Quella sera, mi sedetti sul divano di mia madre con dei fogli sparsi sul tavolino e per poco non decisi di mollare tutto.
«Cosa hai intenzione di fare, tesoro?» chiese lei.
“Non lo so, mamma. Lui ha soldi. Io non ho niente.”
“Tu hai la verità.”
La mattina seguente, andai in macchina alla casa di riposo. Margaret era seduta nella veranda, intenta a lavorare a maglia qualcosa di blu e irregolare.
«Jeremy», disse lei, battendo la mano sulla sedia accanto a sé. «Mi chiedo quando saresti arrivato.»
«Mi ha fatto causa, Margaret. Tim. Dice che l’ho ingannata.»
Posò il lavoro a maglia.
“Nell’ultima settimana della sua vita, Rosie mi ha parlato di te ogni giorno. Ti chiamava il ragazzo che ha scelto di restare. Queste sono state le sue parole.”
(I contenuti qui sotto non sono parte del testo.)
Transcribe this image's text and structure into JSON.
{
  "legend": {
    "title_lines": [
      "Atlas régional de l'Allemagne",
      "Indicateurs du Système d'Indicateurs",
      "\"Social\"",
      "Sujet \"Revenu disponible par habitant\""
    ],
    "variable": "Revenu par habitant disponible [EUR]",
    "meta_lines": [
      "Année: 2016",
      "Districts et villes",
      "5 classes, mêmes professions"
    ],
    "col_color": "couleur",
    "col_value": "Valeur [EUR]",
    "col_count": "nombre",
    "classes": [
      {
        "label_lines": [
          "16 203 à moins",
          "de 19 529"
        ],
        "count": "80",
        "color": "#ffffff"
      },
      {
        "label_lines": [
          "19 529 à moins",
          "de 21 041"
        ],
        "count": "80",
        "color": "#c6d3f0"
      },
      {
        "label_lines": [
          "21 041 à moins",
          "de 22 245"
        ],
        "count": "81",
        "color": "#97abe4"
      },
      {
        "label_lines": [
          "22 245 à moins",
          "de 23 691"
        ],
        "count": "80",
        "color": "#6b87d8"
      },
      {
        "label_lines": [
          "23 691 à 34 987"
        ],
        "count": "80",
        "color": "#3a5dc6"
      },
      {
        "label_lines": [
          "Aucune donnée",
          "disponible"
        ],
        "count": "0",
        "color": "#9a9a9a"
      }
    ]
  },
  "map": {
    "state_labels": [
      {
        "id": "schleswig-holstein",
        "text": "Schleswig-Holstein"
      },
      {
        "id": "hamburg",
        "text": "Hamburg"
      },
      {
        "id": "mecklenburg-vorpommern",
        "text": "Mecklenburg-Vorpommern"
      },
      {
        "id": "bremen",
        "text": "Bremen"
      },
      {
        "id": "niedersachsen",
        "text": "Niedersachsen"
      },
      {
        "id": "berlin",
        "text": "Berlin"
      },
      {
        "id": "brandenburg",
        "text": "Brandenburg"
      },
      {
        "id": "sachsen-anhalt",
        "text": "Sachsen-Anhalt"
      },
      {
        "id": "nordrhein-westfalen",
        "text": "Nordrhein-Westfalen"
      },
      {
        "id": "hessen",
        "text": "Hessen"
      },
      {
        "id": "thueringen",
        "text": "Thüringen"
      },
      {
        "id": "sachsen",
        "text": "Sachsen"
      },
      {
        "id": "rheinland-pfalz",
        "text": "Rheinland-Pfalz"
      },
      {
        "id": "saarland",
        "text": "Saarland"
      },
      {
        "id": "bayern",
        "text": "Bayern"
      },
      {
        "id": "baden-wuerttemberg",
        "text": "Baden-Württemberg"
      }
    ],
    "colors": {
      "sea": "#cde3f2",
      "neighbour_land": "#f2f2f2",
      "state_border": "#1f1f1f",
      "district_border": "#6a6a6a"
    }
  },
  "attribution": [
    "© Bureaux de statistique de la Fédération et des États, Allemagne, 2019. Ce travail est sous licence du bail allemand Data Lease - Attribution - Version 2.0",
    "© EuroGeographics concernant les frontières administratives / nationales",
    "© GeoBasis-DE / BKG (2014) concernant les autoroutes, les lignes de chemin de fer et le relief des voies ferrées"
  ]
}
«Lo diresti in tribunale?» ho chiesto.
“Lo dirò ovunque me lo permettano.”
Quella sera, ho chiamato un’avvocata del servizio di assistenza legale gratuita di nome Denise, una donna esausta che rispondeva comunque al telefono alle nove di sera. Ho raccolto tutto il possibile. Registro delle visite. Scontrini di fiori e cioccolatini. Dichiarazioni di tre infermiere e un’assistente.
Denise ha esaminato tutto al tavolo della sua cucina.
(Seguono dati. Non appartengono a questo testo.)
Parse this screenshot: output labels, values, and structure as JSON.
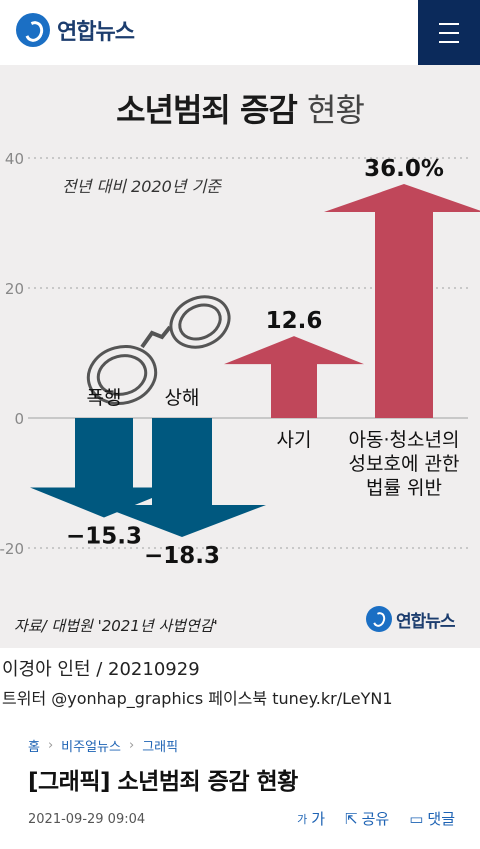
{
  "header": {
    "logo_text": "연합뉴스",
    "menu_icon": "hamburger-icon"
  },
  "graphic": {
    "title_bold": "소년범죄 증감",
    "title_light": "현황",
    "subtitle": "전년 대비 2020년 기준",
    "source": "자료/ 대법원 '2021년 사법연감'",
    "logo_text": "연합뉴스"
  },
  "chart_data": {
    "type": "bar",
    "categories": [
      "폭행",
      "상해",
      "사기",
      "아동·청소년의 성보호에 관한 법률 위반"
    ],
    "category_lines": [
      [
        "폭행"
      ],
      [
        "상해"
      ],
      [
        "사기"
      ],
      [
        "아동·청소년의",
        "성보호에 관한",
        "법률 위반"
      ]
    ],
    "values": [
      -15.3,
      -18.3,
      12.6,
      36.0
    ],
    "value_labels": [
      "−15.3",
      "−18.3",
      "12.6",
      "36.0%"
    ],
    "ylim": [
      -20,
      40
    ],
    "yticks": [
      40,
      20,
      0,
      -20
    ],
    "colors": {
      "negative": "#00587f",
      "positive": "#c0475a",
      "axis": "#bbbbbb"
    }
  },
  "byline": {
    "author": "이경아 인턴 / 20210929",
    "social": "트위터 @yonhap_graphics  페이스북 tuney.kr/LeYN1"
  },
  "breadcrumb": [
    "홈",
    "비주얼뉴스",
    "그래픽"
  ],
  "article": {
    "title": "[그래픽] 소년범죄 증감 현황",
    "date": "2021-09-29 09:04"
  },
  "tools": {
    "font_small": "가",
    "font_large": "가",
    "share": "공유",
    "comment": "댓글"
  }
}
“Jeremy, accetto la sfida. Ma voglio che tu sia pronto. Ti chiameranno predatore in tribunale. Tireranno fuori la questione dei soldi. Ogni singolo dollaro.”
“Lo so.”
“E domani riceverete un’offerta di risarcimento. Lo sento già arrivare.”
È arrivato entro mezzogiorno. L’avvocato di Tim ha inviato una sola riga via e-mail.
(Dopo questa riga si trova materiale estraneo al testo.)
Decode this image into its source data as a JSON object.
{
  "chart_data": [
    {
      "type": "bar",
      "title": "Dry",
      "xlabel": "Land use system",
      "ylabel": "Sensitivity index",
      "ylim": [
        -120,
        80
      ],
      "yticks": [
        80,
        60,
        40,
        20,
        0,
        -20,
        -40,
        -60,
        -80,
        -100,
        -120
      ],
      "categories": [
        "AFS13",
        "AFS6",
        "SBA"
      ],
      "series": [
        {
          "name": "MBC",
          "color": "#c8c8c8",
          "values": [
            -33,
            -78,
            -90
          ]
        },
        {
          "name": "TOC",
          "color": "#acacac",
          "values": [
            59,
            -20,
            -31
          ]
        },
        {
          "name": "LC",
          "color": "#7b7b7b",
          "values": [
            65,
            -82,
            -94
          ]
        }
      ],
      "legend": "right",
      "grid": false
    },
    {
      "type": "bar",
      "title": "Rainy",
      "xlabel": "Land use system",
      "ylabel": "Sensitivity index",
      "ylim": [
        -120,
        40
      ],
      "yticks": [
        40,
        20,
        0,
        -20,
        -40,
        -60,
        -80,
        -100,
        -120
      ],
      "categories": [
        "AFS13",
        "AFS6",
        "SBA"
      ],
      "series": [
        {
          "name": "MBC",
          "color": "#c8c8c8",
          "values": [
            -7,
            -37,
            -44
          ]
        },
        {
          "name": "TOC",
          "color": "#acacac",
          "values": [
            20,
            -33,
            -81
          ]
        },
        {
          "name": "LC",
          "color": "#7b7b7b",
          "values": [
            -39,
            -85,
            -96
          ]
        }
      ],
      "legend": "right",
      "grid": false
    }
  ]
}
«Andatevene subito, altrimenti vi porteremo via tutto ciò che avete e tutto ciò che avrete in futuro.»
L’ho letto due volte. Poi ho chiuso il portatile e ho pensato alla mano di Rosie che stringeva la mia.
L’aula del tribunale per le successioni era più piccola di quanto mi fossi immaginato. Tim sedeva sul lato opposto del corridoio, elegantemente vestito, mentre il suo avvocato gli sussurrava qualcosa all’orecchio.
Quando Tim salì sul palco, la sua voce tremò per il dolore, un dolore ben preparato.
“Ha approfittato di mia madre. Ha visto una donna malata e si è approfittato di lei.”
Il mio avvocato si alzò lentamente e consegnò una cartella al giudice.
“Signor giudice, questi sono estratti conto bancari che dimostrano trasferimenti settimanali di 500 dollari dal signor Tim al mio cliente per un periodo di diversi mesi. Abbiamo anche presentato messaggi di testo che confermano che il mio cliente è stato assunto per far visita alla madre del signor Tim fingendosi lui.”
Quella mattina, per la prima volta, Tim si sentì messo alle strette.
Denise si voltò verso di lui.
“Signor Tim, nega di aver effettuato questi pagamenti?”
Tim fissò i fogli per diversi secondi.
“NO.”
“E quand’è stata l’ultima volta che l’hai visitata di persona?”
Il silenzio si protrasse così a lungo che il giudice alzò lo sguardo dai suoi appunti.
«Non potevo», disse infine Tim. «Non assomigliava più a mia madre.»
Per un breve istante, non fu un uomo in un abito costoso. Fu un figlio che era fuggito dal dolore sbagliato e aveva assunto qualcun altro per portarselo addosso.
Margaret testimoniò dopo di lui, minuto sulla sedia dei testimoni ma irremovibile.
“Rosie mi ha detto, con assoluta chiarezza, che Jeremy era il ragazzo che aveva scelto di restare. Sapeva esattamente chi fosse.”
Quando è stato il mio turno di testimoniare, non ho cercato di nascondermi dietro una bugia.
«Ho preso i soldi», ho ammesso. «Mi servivano per le medicine di mia madre. Ma continuavo a tornare. Non potevo abbandonarla come se fosse suo figlio.»